Smoking history predicting outcomes of pemetrexed continuation maintenance therapy is valuable in determining the optimal maintenance therapy strategy for an individual patient, and potential molecular mechanisms may also exist. As we know, there are more smokers in squamous lung cancer compared with non-squamous lung cancer . Coincidentally, TS expression is also higher in squamous lung cancer patients than non-squamous lung cancer patients [19, 20]. These results indicate TS expression may be closely associated with smoking history. Studies had indeed demonstrated that TS expression was significantly lower in never-smokers than that in smokers in non-squamous NSCLC patients [21, 22], whereas it is well known that low TS expression suggests better survival outcomes in non-squamous NSCLC patients treated with pemetrexed-based regimens [6-11]. Moreover, a genomic analysis shown that smoking lung cancer patients have much higher genetic changes than that of never smokers , which strongly indicates more heterogeneous tumor behavior and chemo-resistance in smokers. Therefore, we speculated that higher expression of TS and drug resistance genes in current smokers than never-/former light smokers may be the main molecular mechanisms, which result in smoking non-squamous NSCLC patients having earlier drug-resistance to pemetrexed continuation maintenance therapy. These findings imply that special management strategy should be employed or explored for current smoking non-squamous NSCLC patients in maintenance therapy. However, a previous study did not find significant differences in the efficacy of pemetrexed-cisplatin versus gemcitabine-cisplatin in first-line treatment for current smokers . Also, no prior study revealed that tumor response was significantly different among the other drugs and pemetrexed for current smoking non-squamous NSCLC patients in maintenance therapy. Thus, developing new drugs for current smokers based on a more in-depth research on tumor genetic characteristics of these patients may be the way to solve this issue.
However, some limitations in the present study should be mentioned. First, our study was performed retrospectively in single institution with small sample size and the patients were not treated according to an established protocol, which means a selection bias may be exist. Second, smokers receiving some toxicity drugs demonstrated increased clearance and lower systemic exposure, which may result in suboptimal therapy and poor outcomes . But no pharmacokinetic data could be used in our study to validate the different efficacy of pemetrexed continuation maintenance therapy between never-/former light smokers and current smokers. Lastly, a previous study revealed that low TS expression was associated with improved PFS and OS in non-squamous NSCLC patients treated with pemetrexed continuation maintenance therapy , however, we couldn't analyze the correlation of TS expression with survival because of insufficient tumor tissues.

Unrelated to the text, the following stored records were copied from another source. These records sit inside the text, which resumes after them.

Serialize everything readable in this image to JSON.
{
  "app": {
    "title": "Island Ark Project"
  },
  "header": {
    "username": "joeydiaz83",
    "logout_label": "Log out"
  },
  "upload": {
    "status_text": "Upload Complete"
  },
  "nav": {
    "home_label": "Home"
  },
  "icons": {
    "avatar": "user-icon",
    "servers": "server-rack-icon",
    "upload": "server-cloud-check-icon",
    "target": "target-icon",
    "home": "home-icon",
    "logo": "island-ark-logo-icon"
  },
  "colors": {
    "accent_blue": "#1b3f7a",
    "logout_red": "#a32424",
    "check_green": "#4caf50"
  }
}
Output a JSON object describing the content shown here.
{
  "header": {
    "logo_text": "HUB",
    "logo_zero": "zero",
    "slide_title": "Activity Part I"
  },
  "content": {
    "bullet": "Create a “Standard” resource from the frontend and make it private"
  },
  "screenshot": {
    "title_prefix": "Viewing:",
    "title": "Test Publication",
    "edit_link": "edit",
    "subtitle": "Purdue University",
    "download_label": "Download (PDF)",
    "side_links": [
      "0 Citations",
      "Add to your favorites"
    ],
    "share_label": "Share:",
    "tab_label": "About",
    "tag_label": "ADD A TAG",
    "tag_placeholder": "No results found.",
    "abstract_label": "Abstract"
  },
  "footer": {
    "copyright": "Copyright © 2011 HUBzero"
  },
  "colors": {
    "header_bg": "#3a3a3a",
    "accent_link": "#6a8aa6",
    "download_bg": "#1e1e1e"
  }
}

In conclusion, this study demonstrated a detrimental effect of current smoking on survival outcomes in EGFR and ALK negative non-squamous NSCLC patients treated with pemetrexed continuation maintenance. Although current smokers had distinctly poorer PFS and OS on pemetrexed continuation maintenance therapy, it may be still reasonable to select maintenance therapy in these patients. We suggest that new clinical trials should be carried out in the future, to compare pemetrexed with other drugs in maintenance therapy for current smokers to identify the optimal maintenance regimens. Taken together, our findings revealed smoking history can be considered as an essential factor in clinical practice regarding pemetrexed continuation maintenance therapy in wild-type non-squamous NSCLC patients, and the patients' smoking history should be detailed collected before the initiation of pemetrexed continuation maintenance.
This work was supported by Medical Science and Technology Research Foundation of Guangdong Province (Grant No. A2016307).
The authors have declared that no competing interest exists.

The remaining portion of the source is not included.